6. Chapter 6: Coordination and Agreement
6.2. Distributed Mutual Exclusion
Distributed
Mutual Exclusion
- Mutual exclusion is required to prevent interference and ensure consistency when accessing the shared resources.
- Distributed mutual exclusion – based solely on message passing.
- In some cases, shared resources are managed by servers that also provide mechanisms for mutual exclusion.
- UNIX systems provide file-locking service, implemented by the daemon lockd, to handle locking requests from clients.
- When there is no server, and a collection of peer processes must coordinate their accesses to shared resources amongst themselves.
- It is useful to have a generic mechanism for distributed mutual exclusion – one that is independent of the particular management scheme.
- Mutual exclusion algorithms
Algorithms
for mutual exclusion
- A system of N processes pi, i = 1, 2, …, N, that do not share variables.
- The processes access common resources, but they do so in a critical section.
- Assume there is only one critical section.
- Assume that the system is asynchronous, that processes do not fail and that message delivery is reliable.

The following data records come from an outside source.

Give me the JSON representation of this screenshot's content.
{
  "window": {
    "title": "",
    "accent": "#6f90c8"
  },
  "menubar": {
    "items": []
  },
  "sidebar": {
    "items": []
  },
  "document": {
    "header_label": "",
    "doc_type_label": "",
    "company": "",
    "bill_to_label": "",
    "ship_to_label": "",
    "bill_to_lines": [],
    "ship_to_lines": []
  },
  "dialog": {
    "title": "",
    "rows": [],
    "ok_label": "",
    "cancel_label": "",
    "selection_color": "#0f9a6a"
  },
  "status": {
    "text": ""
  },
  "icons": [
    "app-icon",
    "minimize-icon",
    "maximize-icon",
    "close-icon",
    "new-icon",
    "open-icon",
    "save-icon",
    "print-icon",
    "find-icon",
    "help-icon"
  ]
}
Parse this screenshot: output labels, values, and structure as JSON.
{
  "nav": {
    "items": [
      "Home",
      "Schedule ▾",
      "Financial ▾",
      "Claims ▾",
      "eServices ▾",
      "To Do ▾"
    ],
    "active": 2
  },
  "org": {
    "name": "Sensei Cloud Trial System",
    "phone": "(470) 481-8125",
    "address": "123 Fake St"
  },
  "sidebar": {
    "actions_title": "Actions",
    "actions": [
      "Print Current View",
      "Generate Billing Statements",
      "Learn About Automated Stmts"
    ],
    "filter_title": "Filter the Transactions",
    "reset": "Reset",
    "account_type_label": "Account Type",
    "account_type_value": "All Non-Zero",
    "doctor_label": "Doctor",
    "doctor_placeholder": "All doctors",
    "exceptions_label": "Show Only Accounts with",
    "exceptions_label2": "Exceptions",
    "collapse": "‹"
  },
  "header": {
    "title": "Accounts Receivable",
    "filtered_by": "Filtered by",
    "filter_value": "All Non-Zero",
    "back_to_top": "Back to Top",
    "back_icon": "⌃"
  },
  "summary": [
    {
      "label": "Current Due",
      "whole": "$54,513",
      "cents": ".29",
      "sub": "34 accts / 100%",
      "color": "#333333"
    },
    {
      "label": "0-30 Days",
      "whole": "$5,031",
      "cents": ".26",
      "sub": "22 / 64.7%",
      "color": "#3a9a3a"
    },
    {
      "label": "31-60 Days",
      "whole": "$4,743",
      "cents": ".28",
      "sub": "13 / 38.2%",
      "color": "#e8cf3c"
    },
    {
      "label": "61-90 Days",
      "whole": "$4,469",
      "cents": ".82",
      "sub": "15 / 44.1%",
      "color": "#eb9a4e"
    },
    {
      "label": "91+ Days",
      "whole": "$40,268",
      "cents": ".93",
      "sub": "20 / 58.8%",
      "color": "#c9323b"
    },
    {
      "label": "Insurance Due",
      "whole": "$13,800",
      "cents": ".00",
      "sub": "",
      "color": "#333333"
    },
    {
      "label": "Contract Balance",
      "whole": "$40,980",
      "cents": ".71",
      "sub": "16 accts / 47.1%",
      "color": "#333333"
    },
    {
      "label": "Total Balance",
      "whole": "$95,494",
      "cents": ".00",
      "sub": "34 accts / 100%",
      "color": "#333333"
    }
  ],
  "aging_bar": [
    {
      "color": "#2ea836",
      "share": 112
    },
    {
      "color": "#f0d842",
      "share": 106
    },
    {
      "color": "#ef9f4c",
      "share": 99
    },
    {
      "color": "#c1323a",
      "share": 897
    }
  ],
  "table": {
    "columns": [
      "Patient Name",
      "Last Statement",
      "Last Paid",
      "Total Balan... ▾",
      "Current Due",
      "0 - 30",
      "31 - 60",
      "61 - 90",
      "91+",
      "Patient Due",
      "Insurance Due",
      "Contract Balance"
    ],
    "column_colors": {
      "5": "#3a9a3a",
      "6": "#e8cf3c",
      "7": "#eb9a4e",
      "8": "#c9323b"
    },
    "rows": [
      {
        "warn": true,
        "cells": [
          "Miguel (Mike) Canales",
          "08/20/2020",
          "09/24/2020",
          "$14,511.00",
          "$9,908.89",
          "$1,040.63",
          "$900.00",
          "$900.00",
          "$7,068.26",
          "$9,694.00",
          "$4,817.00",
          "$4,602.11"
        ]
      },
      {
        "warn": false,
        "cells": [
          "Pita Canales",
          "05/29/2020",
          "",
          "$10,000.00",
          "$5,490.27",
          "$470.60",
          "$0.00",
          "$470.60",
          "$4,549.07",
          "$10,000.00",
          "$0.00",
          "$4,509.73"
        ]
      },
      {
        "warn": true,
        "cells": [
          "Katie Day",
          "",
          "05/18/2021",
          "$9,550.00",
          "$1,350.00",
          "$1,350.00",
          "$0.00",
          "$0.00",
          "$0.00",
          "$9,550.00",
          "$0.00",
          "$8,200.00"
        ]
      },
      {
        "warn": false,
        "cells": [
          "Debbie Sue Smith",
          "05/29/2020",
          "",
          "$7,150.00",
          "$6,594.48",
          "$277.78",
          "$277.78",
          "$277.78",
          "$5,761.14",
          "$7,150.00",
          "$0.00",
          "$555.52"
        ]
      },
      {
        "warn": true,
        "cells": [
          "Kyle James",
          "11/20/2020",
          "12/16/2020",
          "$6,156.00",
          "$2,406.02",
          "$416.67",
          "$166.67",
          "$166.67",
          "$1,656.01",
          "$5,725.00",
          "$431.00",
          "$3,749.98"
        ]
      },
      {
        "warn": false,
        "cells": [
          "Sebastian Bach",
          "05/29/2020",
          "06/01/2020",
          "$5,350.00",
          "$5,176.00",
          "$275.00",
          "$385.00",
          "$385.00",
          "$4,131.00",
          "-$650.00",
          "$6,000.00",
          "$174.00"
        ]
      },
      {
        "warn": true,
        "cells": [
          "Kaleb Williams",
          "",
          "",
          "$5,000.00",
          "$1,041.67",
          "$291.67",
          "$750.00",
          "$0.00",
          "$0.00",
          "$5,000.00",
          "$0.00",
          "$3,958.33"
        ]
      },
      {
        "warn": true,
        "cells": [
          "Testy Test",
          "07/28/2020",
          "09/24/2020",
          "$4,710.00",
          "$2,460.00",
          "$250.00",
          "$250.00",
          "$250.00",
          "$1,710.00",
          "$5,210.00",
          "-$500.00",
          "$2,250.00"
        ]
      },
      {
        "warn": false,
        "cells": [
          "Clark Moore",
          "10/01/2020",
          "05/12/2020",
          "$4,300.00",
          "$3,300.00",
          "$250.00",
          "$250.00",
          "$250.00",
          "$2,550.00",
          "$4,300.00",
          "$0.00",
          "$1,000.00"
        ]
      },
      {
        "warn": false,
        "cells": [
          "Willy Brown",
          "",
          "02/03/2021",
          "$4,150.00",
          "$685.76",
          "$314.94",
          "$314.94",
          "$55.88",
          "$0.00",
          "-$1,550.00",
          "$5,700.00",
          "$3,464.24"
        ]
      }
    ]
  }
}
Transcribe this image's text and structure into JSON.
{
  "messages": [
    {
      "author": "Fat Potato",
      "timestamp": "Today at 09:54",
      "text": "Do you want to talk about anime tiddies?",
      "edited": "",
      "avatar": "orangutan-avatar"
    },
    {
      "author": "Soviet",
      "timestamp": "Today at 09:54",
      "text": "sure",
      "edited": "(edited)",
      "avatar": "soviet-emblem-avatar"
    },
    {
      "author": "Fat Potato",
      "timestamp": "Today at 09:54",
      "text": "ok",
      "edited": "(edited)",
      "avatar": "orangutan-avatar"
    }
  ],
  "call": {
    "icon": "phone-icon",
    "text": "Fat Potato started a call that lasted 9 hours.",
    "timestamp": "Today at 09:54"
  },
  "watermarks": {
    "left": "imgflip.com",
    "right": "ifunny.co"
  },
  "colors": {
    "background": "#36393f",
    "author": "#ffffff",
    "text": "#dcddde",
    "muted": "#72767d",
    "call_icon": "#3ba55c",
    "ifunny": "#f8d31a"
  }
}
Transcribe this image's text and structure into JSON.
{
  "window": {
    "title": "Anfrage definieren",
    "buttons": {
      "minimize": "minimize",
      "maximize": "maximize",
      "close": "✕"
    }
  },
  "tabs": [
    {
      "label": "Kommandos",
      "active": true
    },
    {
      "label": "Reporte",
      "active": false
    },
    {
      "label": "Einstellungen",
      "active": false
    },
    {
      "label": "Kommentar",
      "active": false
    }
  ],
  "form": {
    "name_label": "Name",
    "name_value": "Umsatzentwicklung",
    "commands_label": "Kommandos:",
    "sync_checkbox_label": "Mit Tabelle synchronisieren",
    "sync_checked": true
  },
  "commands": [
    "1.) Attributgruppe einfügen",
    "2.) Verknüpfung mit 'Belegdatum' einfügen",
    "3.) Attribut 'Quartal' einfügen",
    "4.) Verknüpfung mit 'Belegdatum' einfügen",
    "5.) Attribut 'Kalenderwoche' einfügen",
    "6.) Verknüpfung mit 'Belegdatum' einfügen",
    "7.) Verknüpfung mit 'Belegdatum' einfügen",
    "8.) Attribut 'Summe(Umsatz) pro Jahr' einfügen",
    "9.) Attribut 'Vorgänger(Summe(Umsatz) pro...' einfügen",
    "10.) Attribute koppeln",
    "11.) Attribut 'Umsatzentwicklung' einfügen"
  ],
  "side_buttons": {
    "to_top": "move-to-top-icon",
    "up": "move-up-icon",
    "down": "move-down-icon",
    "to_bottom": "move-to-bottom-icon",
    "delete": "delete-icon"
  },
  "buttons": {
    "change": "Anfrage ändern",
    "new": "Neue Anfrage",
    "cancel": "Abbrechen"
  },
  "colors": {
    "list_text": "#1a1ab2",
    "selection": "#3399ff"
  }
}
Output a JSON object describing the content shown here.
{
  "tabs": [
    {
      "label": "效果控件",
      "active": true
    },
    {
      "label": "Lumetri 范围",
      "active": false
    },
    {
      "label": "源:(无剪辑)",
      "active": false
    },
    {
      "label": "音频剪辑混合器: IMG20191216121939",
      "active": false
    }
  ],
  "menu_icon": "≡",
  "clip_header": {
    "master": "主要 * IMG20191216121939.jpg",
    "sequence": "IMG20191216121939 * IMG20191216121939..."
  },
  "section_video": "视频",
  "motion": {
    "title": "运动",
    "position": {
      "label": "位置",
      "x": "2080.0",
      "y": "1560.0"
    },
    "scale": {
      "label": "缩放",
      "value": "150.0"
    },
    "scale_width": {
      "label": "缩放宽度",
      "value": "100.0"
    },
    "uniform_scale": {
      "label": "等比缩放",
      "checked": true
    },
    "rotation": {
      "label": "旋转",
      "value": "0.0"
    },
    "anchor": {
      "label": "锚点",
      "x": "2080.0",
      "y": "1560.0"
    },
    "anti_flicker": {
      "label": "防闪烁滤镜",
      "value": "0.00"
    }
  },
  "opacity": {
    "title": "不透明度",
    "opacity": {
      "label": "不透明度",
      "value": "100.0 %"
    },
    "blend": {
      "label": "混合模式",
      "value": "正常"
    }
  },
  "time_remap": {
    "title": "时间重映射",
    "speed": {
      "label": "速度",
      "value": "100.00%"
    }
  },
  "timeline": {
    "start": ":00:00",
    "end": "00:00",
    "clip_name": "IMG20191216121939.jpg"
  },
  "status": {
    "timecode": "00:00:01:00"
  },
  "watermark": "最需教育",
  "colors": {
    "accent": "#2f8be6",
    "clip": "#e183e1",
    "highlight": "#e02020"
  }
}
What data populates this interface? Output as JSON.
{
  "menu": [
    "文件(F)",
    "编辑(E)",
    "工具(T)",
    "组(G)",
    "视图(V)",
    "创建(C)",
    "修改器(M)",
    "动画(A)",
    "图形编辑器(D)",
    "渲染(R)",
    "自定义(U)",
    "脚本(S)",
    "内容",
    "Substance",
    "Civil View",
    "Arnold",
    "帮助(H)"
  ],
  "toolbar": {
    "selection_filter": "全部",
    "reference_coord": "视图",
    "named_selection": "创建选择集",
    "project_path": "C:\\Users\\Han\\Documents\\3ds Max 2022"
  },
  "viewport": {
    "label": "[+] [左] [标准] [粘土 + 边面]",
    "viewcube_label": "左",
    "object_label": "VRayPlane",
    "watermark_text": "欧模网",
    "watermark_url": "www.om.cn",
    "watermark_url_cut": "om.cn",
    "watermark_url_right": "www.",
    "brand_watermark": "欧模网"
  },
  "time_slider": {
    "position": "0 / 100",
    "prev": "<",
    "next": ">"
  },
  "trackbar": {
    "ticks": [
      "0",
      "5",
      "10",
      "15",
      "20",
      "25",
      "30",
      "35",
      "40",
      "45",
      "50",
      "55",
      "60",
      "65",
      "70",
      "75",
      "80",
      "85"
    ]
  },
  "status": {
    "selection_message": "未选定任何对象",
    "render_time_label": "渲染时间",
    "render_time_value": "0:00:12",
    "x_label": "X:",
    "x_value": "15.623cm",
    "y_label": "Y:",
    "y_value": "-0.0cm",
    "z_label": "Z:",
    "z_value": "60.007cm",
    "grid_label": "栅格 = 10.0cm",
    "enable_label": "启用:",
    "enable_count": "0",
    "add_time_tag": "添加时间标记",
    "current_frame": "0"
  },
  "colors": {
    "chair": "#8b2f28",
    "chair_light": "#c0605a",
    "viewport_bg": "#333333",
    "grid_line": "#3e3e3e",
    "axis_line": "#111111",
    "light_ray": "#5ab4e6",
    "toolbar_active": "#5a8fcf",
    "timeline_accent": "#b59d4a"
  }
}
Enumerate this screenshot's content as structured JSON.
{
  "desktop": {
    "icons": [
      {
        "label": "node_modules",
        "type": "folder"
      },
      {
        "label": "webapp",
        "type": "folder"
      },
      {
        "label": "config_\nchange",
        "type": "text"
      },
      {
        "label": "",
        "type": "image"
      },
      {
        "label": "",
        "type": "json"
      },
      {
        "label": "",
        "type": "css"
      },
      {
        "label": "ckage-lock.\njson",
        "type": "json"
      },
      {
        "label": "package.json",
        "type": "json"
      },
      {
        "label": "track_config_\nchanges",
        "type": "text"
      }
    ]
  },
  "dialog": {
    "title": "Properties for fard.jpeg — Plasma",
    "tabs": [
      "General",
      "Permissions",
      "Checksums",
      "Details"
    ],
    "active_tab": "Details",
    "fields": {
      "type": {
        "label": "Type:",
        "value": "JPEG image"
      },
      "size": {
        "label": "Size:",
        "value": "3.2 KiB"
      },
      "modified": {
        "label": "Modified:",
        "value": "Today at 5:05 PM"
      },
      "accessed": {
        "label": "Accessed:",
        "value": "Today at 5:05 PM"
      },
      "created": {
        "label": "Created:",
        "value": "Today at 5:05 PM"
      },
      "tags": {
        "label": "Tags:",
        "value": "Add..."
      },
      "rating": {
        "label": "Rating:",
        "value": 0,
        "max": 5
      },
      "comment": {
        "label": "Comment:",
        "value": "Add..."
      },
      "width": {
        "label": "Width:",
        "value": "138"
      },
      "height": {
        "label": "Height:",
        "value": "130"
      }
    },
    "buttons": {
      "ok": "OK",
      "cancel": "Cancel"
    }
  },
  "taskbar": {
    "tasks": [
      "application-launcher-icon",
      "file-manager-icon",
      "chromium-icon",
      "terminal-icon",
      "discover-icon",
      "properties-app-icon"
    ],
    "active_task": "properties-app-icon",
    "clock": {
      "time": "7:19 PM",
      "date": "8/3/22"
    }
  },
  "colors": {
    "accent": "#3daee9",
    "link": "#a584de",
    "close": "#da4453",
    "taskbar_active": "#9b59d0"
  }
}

- Application-level protocol for executing a critical section:
- enter() // enter critical section – block if necessary
- resourceAccesses() // access shared resources in critical section
- exit() // leave critical section – other processes may now enter
- Essential requirements for mutual exclusion:
- ME1: (safety) – at most one process may execute in the critical section (CS) at a time.
- ME2: (liveness) – request to enter and exit the critical section eventually succeed.
- ME3: (-> ordering) – if one request enter the CS happened-before another, then entry to the CS is granted in that order.
- Evaluation of the performance for mutual exclusion algorithms is according to the following criteria:
- The bandwidth consumed, which is proportional to the number of messages sent in each entry and exit operation;
- The client delay incurred by a process at each entry and exit operation;
- The algorithm’s effect upon the throughput of the system.
- Using synchronization delay between one process exiting the critical section and the next process entering it
- The throughput is greater when the synchronization delay is shorter.
- Also assumes that the client processes are well behaved and spend a finite time accessing resources within their critical sections.
- The central server algorithm

- Performance of this algorithm
- Entering the critical section – even when no process currently occupies it – takes two messages (a request followed by a grant) and the delays the requesting process by the time required for this round-trip.
- Exiting the critical section takes one release message.
- Assuming asynchronous message passing, the release message does not delay the exiting process.
- Server may become a performance bottleneck for the system as a whole.
- Synchronization delay -> time taken for a round-trip: a release message to the server, followed by a grant message to the next process to enter the critical section.